City of Tacoma, News Tribune address advertising circular controversy

Staff writerFebruary 23, 2014 

Tacoma City Manager T.C. Broadnax has issued a memo to the City Council saying he had a “very productive conversation” about advertising circulars with David Zeeck, publisher of The News Tribune.

In recent weeks, council members have received complaints about orange plastic bags containing advertising that The News Tribune delivered to neighborhoods throughout Tacoma. Some have said the bags are left in the street, sidewalk or gutter, where rain and traffic combine to turn the advertising product into a mushy mess.

Strategy discussed during the meeting, Broadnax’s Thursday memo states, “clearly demonstrates (The News Tribune’s) willingness to work with the city and residents to address the many concerns that have been expressed.”

During its Feb. 11 meeting, the council unanimously approved a resolution mandating that Broadnax meet with “leadership at The News Tribune.”

Many of the changes discussed during the meeting were already underway before he met with Broadnax, Zeeck said Saturday. Included in the memo are measures Zeeck said The News Tribune has already taken or will take to improve delivery and make it easier for residents to opt out of the advertising, which is sent to nonsubscribers.

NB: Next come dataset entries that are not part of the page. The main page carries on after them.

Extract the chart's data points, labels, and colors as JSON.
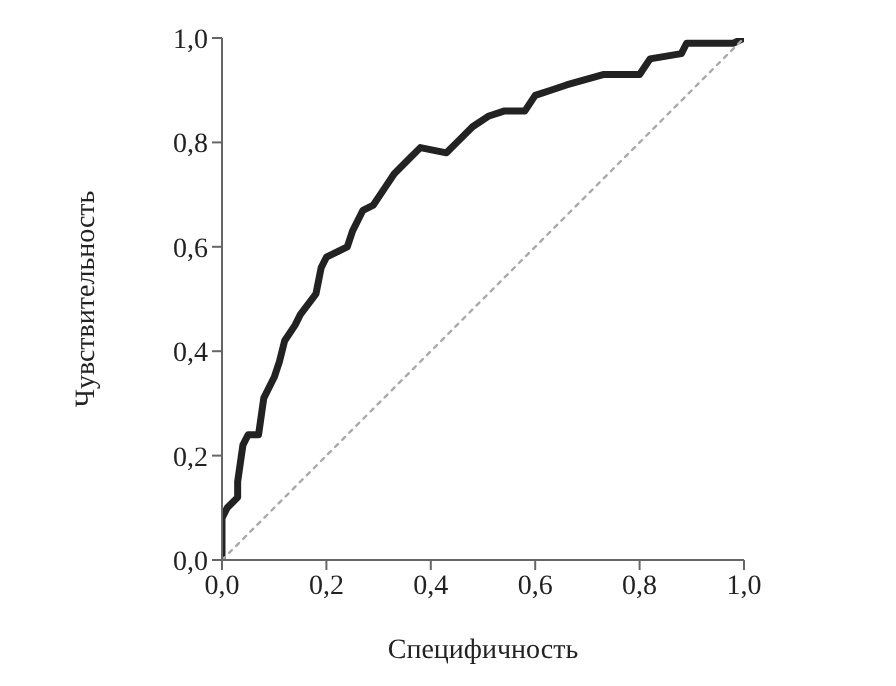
{
  "chart_data": {
    "type": "line",
    "xlabel": "Специфичность",
    "ylabel": "Чувствительность",
    "xlim": [
      0,
      1
    ],
    "ylim": [
      0,
      1
    ],
    "xticks": [
      {
        "value": 0,
        "label": "0,0"
      },
      {
        "value": 0.2,
        "label": "0,2"
      },
      {
        "value": 0.4,
        "label": "0,4"
      },
      {
        "value": 0.6,
        "label": "0,6"
      },
      {
        "value": 0.8,
        "label": "0,8"
      },
      {
        "value": 1,
        "label": "1,0"
      }
    ],
    "yticks": [
      {
        "value": 0,
        "label": "0,0"
      },
      {
        "value": 0.2,
        "label": "0,2"
      },
      {
        "value": 0.4,
        "label": "0,4"
      },
      {
        "value": 0.6,
        "label": "0,6"
      },
      {
        "value": 0.8,
        "label": "0,8"
      },
      {
        "value": 1,
        "label": "1,0"
      }
    ],
    "series": [
      {
        "color": "#222222",
        "line_style": "solid",
        "x": [
          0,
          0,
          0.01,
          0.03,
          0.03,
          0.04,
          0.05,
          0.07,
          0.08,
          0.1,
          0.11,
          0.12,
          0.14,
          0.15,
          0.18,
          0.19,
          0.2,
          0.24,
          0.25,
          0.27,
          0.29,
          0.31,
          0.33,
          0.36,
          0.38,
          0.43,
          0.45,
          0.48,
          0.51,
          0.54,
          0.58,
          0.6,
          0.63,
          0.66,
          0.73,
          0.8,
          0.82,
          0.88,
          0.89,
          0.98,
          1
        ],
        "values": [
          0,
          0.08,
          0.1,
          0.12,
          0.15,
          0.22,
          0.24,
          0.24,
          0.31,
          0.35,
          0.38,
          0.42,
          0.45,
          0.47,
          0.51,
          0.56,
          0.58,
          0.6,
          0.63,
          0.67,
          0.68,
          0.71,
          0.74,
          0.77,
          0.79,
          0.78,
          0.8,
          0.83,
          0.85,
          0.86,
          0.86,
          0.89,
          0.9,
          0.91,
          0.93,
          0.93,
          0.96,
          0.97,
          0.99,
          0.99,
          1
        ]
      },
      {
        "color": "#aaaaaa",
        "line_style": "dotted",
        "x": [
          0,
          1
        ],
        "values": [
          0,
          1
        ]
      }
    ]
  }
}
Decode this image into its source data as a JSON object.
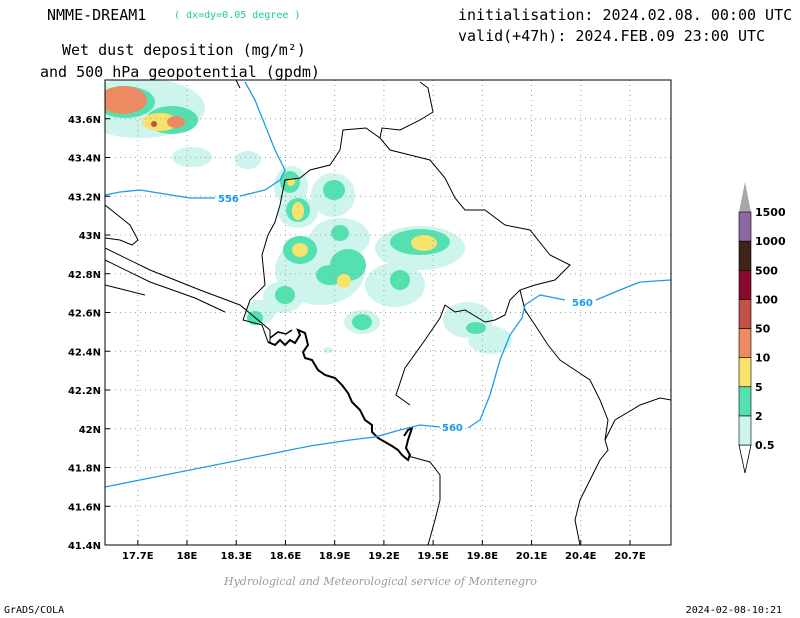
{
  "header": {
    "model": "NMME-DREAM1",
    "resolution": "( dx=dy=0.05 degree )",
    "title_line1": "Wet dust deposition (mg/m²)",
    "title_line2": "and 500 hPa geopotential (gpdm)",
    "init": "initialisation: 2024.02.08. 00:00 UTC",
    "valid": "valid(+47h): 2024.FEB.09 23:00 UTC"
  },
  "footer": {
    "credit": "Hydrological and Meteorological service of Montenegro",
    "software": "GrADS/COLA",
    "timestamp": "2024-02-08-10:21"
  },
  "map": {
    "lon_range": [
      17.5,
      20.95
    ],
    "lat_range": [
      41.4,
      43.8
    ],
    "lon_ticks": [
      "17.7E",
      "18E",
      "18.3E",
      "18.6E",
      "18.9E",
      "19.2E",
      "19.5E",
      "19.8E",
      "20.1E",
      "20.4E",
      "20.7E"
    ],
    "lon_tick_values": [
      17.7,
      18.0,
      18.3,
      18.6,
      18.9,
      19.2,
      19.5,
      19.8,
      20.1,
      20.4,
      20.7
    ],
    "lat_ticks": [
      "41.4N",
      "41.6N",
      "41.8N",
      "42N",
      "42.2N",
      "42.4N",
      "42.6N",
      "42.8N",
      "43N",
      "43.2N",
      "43.4N",
      "43.6N"
    ],
    "lat_tick_values": [
      41.4,
      41.6,
      41.8,
      42.0,
      42.2,
      42.4,
      42.6,
      42.8,
      43.0,
      43.2,
      43.4,
      43.6
    ],
    "contour_labels": [
      "556",
      "560",
      "560"
    ],
    "contour_color": "#1e9be8",
    "grid": true
  },
  "colorbar": {
    "labels": [
      "0.5",
      "2",
      "5",
      "10",
      "50",
      "100",
      "500",
      "1000",
      "1500"
    ],
    "colors": [
      "#cdf5ee",
      "#55e0b0",
      "#f7e36b",
      "#ee8a62",
      "#c25148",
      "#8a0a2d",
      "#3e2418",
      "#8b6aa3"
    ],
    "end_color": "#a8a8a8"
  }
}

Tacoma City Councilman Ryan Mello, who authored the initial resolution asking Broadnax to meet with TNT leadership, said he would like to give The News Tribune “the benefit of the doubt to see if they can truly make the practices better.”

Many neighborhoods originally received the advertising circulars through the mail. The News Tribune then switched some areas to carrier delivery, but now will revert those areas back to mail delivery. The neighborhoods in question include those with homes in front of wide, grassy strips between the street and sidewalk, and homes in hilly terrain, according to the one-page “Implementation Strategy” included in Broadnax’s memo to the council.

Zeeck said the advertising product will be converted to a weekly newspaper, which could include community news, features, a comic and a puzzle. As the product gains popularity with advertisers, more material and content could be added, he said.

“It’s our job to make it better all the time,” Zeeck said. “To me, the goal is to be precise in delivery and to be respectful and not deliver a second paper to a household that hasn’t picked it up from the previous week.”

Mello said it’s a good start, but the issue is not solved “by any stretch of the imagination.”

“I’m confident if they really, truly listen and not dismiss the concerns, that this can be resolved,” Mello said Saturday. “The concern remains that people won’t opt out because they are busy with their lives. … Just because they aren’t opting out doesn’t mean they want it.”

R.R. Anderson, owner of Tinkertopia on Pacific Avenue, has complained about the bags since his Central Tacoma neighborhood received them last month. He and others have formed a group opposed to the unsolicited ad drops.

“I think they look like dead salmon,” Anderson said of the plastic bags after they have sat for a while in the wet winter weather. “They weren’t even close to people’s houses.”

Anderson said opting out of delivery worked for his home, but he said he isn’t sure if it’s because his neighborhood was no longer targeted for advertising.

“The opt-outs are an important part of this delivery method,” Zeeck said.

“It’s more valuable to the advertiser and more cost-effective to us to deliver to the 90 percent who want it than the 10 percent who don’t.”

Zeeck said that delivering a free newspaper that includes advertising is a popular business model in the Puget Sound region. Sound Publishing, which is based in Everett and is a subsidiary of Black Press Ltd. of Victoria, B.C., delivers around 500,000 free weekly newspapers in almost two dozen communities in the Puget Sound area, he said.